Dans la bouche des médecins, psychiatres et pédopsychiatres, en première ligne face à la souffrance des adolescents et des jeunes adultes, un constat revient : le contexte anxiogène, s’il est loin d’expliquer à lui seul le mal-être d’une frange de la jeunesse, pèse sur les esprits. Mais c’est un enchevêtrement de facteurs qui mène certains jeunes jusqu’aux « idées noires » ou à la tentative de suicide. Des jeunes, semble-t-il, de plus en plus nombreux : c’est la tendance dessinée par le baromètre sur le sujet rendu public, le 6 février, par Santé publique France.
Cette enquête, déclarative, menée en 2021 – l’an II de la crise sanitaire liée au Covid-19 – auprès d’un échantillon de près de 30 000 personnes de 18 à 85 ans, a mis un coup de projecteur sur la détérioration de la santé mentale des 18-24 ans : les pensées suicidaires déclarées ont été multipliées par plus de deux depuis 2014 dans cette tranche d’âge, passant de 3,3 % à 7,2 %. Une évolution d’autant plus marquante que les données pour les autres classes d’âge tendent à stagner, avec une prévalence de 4,2 % pour l’ensemble des répondants.
Services saturés
Chez les jeunes majeurs toujours, les tentatives de suicide déclarées les douze derniers mois ont augmenté de plus de 60 % (de 0,7 % en 2017 à 1,1 % de cette tranche d’âge en 2021) ; celles sur l’ensemble de leur vie de 50 % sur la même période (passant de 6,1 % à 9,2 %). Une rupture au regard des précédents baromètres qui, depuis le début des années 2000, et à intervalles réguliers, donnaient pour cette tranche d’âge des résultats inférieurs ou comparables à ceux des répondants plus âgés.

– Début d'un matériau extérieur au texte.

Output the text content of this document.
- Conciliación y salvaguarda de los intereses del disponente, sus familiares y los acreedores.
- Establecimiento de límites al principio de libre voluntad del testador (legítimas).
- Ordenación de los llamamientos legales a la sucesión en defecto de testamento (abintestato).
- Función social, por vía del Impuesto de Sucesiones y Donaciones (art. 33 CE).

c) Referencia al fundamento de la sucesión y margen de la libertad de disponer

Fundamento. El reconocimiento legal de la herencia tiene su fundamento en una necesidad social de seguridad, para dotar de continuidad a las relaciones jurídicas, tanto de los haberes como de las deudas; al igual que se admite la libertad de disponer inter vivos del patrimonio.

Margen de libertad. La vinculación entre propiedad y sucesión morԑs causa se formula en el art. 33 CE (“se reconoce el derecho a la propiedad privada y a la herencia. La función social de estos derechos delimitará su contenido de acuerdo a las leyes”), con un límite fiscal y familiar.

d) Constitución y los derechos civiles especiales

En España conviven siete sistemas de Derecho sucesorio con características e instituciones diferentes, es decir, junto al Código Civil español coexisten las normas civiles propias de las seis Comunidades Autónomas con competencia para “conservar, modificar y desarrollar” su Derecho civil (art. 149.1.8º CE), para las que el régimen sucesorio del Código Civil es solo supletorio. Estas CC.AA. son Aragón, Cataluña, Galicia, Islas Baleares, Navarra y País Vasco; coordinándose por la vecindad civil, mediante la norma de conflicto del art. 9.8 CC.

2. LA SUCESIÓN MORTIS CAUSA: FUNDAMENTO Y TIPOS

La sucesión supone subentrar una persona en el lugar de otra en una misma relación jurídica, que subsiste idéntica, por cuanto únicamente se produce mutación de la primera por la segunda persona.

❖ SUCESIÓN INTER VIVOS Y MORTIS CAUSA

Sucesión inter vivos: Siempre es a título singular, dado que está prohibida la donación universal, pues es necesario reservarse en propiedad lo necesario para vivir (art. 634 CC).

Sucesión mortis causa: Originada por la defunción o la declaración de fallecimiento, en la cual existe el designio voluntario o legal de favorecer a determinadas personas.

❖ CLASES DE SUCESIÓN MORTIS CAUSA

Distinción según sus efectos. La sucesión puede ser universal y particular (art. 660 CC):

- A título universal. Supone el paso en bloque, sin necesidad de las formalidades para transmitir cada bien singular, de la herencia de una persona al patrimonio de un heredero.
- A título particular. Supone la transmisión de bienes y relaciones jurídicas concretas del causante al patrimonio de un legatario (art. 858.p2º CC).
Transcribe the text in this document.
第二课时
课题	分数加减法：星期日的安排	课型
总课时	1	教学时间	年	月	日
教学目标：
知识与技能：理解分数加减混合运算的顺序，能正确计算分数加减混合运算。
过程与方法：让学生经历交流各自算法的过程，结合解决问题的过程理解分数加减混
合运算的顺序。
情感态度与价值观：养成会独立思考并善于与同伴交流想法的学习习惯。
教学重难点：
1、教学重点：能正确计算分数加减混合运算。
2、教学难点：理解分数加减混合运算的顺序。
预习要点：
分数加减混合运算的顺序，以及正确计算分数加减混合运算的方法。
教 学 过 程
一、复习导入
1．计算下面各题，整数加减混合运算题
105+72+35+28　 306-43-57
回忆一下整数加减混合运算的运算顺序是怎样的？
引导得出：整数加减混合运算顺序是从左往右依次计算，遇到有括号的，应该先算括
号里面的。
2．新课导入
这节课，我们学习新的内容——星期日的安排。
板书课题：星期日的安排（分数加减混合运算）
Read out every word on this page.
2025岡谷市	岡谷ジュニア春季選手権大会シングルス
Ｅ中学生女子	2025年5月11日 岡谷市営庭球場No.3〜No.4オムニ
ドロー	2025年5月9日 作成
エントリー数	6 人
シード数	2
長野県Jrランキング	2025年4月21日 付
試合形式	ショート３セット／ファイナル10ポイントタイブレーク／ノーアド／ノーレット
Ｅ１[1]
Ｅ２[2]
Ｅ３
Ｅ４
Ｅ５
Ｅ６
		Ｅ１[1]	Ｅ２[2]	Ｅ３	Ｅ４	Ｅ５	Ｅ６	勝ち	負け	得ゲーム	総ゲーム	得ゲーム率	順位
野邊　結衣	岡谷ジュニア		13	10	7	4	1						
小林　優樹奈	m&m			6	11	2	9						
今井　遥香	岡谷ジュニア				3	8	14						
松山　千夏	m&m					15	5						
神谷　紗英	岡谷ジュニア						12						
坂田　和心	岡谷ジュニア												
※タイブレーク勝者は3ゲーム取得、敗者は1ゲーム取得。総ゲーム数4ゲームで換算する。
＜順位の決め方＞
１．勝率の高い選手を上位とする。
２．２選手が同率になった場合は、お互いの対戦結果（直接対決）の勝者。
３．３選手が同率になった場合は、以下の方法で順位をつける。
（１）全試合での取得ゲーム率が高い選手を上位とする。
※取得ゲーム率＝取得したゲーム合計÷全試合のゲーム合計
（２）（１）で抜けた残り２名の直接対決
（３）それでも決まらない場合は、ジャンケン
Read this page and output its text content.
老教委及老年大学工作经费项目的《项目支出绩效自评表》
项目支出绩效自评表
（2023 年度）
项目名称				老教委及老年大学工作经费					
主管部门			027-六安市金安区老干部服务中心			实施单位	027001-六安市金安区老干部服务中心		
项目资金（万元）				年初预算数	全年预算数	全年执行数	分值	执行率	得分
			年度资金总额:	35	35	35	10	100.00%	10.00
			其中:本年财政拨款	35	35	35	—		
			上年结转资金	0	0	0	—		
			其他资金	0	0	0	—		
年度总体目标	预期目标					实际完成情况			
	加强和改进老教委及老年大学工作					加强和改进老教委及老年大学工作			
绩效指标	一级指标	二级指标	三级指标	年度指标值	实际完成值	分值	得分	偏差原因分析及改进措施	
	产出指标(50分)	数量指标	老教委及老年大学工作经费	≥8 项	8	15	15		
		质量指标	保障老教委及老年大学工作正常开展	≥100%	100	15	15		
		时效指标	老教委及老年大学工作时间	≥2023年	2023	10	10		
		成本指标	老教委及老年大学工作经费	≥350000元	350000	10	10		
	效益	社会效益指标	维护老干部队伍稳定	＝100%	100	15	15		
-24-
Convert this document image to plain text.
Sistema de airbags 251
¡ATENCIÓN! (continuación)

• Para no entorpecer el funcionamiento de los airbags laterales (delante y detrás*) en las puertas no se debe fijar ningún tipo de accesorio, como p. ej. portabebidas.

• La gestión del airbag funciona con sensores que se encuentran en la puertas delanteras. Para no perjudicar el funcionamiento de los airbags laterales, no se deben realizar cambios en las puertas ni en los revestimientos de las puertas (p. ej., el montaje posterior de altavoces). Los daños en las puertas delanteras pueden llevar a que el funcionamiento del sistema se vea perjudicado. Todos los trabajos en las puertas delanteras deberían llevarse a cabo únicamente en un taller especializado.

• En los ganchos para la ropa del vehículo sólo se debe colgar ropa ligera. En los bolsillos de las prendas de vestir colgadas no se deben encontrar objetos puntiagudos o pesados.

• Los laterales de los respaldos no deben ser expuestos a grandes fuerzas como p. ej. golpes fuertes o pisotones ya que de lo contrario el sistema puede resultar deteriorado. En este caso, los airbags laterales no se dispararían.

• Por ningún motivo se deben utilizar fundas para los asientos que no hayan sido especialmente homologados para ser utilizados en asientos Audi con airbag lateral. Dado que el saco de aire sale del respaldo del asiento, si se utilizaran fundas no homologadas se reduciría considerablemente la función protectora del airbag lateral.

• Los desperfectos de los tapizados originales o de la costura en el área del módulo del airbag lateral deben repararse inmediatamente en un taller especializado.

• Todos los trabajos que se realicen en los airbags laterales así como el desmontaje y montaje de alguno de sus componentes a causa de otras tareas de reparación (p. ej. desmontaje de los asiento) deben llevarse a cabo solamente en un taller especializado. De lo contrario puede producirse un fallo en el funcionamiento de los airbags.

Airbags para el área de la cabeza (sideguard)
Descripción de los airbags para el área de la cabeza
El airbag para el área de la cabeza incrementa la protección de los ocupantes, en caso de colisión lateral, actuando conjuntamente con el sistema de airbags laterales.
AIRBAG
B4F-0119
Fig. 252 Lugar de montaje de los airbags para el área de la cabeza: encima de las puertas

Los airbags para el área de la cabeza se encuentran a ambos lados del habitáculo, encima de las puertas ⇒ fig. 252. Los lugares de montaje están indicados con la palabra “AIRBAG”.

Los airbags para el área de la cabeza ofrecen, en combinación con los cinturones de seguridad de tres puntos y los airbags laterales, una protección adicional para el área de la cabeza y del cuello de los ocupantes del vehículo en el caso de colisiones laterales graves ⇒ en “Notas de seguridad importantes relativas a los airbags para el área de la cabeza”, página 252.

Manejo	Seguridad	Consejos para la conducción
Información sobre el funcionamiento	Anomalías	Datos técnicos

Un « changement important », appuie Santé publique France, confirmé par d’autres mesures tendant à démontrer qu’il se poursuit : le nombre de passages aux urgences pour idées et gestes suicidaires a été plus élevé en 2022 et en 2023 qu’en 2021, rapporte ainsi l’instance publique.
Sur le terrain, le constat est largement partagé : si le choc du Covid-19 et de ses confinements s’éloigne, la demande de soins, chez les jeunes adultes comme chez les adolescents, ne faiblit pas. Au contraire : services saturés en pédopsychiatrie et en psychiatrie, délais pour accéder à une consultation qui s’allongent (jusqu’à six mois après une tentative de suicide, alors qu’un contact avec un médecin dans le mois qui suit est généralement préconisé), chambres sanctuarisées aux urgences pédiatriques pour accueillir les « TS » (tentatives de suicide), lits occupés par des jeunes patients « suicidaires » en pédiatrie… Ni l’hôpital ni la médecine de ville ne voient baisser la vague.
Or, les professionnels le soulignent : les tensions sur le système de soins de premier recours, engorgé de toutes parts, et les prises en charge plus tardives, ont de lourdes conséquences. Car cela ne permet plus de faire de la prévention et de désamorcer les crises.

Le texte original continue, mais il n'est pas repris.